“The American criminal justice system is fundamentally broken.

“As a nation, we incarcerate more of our own citizens than any other country in the world – often times for non-violent drug offenses. Past reforms meant to keep our communities safer have resulted in disproportionately high incarceration rates among people of color, splitting families apart and helping to perpetuate cycles of poverty. Despite the creation of innovative tools at the local level in King County to institute diversionary “safety valve” mental health, drug rehabilitation, and veterans treatment courts, these resources do not currently exist at the federal level. Communities of color still face disproportionate mandatory minimum sentences, with charges often stacking on top of one another. The vast majority of inmates leaving prison face long-term unemployment, with employers often unwilling to consider them due to their records. Make no mistake, I believe that the justice system must work to protect the innocent, and hold those committing crimes accountable – but a central goal of our corrections system must also be rehabilitation and reintegration. As a society, we must do more.

“As a former prosecutor, I have had a unique exposure to the intricacies of our judicial system. The men and women who work in law enforcement, as prosecutors, public defenders, judges, and corrections officers shoulder the immense duty of keeping our communities safe. These individuals must balance this responsibility while at the same time assuring that the system remains fair and balanced, and that individuals are treated and judged equally under the law.  I believe the time has come to make important adjustments to the way we handle criminal justice in our country.

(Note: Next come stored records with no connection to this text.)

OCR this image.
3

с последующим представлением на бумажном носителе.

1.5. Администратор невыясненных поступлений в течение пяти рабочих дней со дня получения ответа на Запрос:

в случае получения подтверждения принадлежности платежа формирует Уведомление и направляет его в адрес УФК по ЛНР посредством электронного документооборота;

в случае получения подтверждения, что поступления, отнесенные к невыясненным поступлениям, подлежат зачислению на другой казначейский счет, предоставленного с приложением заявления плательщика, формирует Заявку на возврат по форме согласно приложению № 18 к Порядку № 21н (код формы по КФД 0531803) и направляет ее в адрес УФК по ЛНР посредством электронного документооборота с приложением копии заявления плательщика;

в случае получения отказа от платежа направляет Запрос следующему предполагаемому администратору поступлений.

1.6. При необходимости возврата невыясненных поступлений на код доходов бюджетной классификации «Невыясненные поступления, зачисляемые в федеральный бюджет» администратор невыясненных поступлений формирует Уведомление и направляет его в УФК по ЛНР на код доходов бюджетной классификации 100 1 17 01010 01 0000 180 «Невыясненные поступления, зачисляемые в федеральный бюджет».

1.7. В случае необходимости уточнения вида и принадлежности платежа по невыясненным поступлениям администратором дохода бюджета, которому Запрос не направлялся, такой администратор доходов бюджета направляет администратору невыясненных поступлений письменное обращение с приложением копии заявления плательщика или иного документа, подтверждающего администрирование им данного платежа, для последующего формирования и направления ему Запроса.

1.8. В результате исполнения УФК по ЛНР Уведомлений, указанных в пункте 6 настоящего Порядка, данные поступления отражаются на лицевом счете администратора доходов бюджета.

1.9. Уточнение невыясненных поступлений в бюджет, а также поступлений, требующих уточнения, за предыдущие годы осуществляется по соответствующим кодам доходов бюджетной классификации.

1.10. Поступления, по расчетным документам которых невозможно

“I applaud the President’s recent statements on the need for criminal justice reform, including his Executive Action to “ban the box” on initial paperwork for federal employment applications, which mirrors legislation that I became a cosponsor of earlier this year. Banning the box is a good start, however, there is no singular solution—we must make across-the-board changes if we are to truly reform our broken justice system and begin to address the unintended negative consequences of the 1994 Crime Bill. This bill has been criticized for its enactment of mandatory minimum sentences and other reforms that have disproportionately harmed disadvantaged communities.

“To address our broken system, I have laid out a “roadmap” of criminal justice reform initiatives to make improvements throughout the judicial system. Congress should pass the SAFE Justice Act, a comprehensive bill that I cosponsored which utilizes evidence-based, state-tested reforms across the spectrum of criminal justice – from sentencing reform and safety valve programs, to changes in post-release supervision. I support establishing federal grant programs for Body Worn Cameras (BWCs) because we must work with and support our men and women in law enforcement, promoting accountability and transparency. I also strongly support funding for legal help to low income individuals, as well as legislation that implements evidence-based changes in our prisons and supports the reentry of those who have completed their sentences back into society. Leveling the playing field on federal job applications by “banning the box” is a crucial step, but we must go further.

“As we work towards common-sense reforms to our criminal justice system, I greatly value the continuing information, opinions and experiences shared with me by my constituents about these critical topics. We must chart a new course if we are to build a stronger tomorrow.”

“Congressman Smith will be an invaluable partner in building support across party lines to pass comprehensive criminal justice reform,” stated Congressman Bobby Scott, the lead Democratic cosponsor of the SAFE Justice Act.  “His dedication to educating our colleagues about evidence-based practices and addressing the underlying causes of recidivism have been a great help as we continue to push for meaningful reform in Congress.”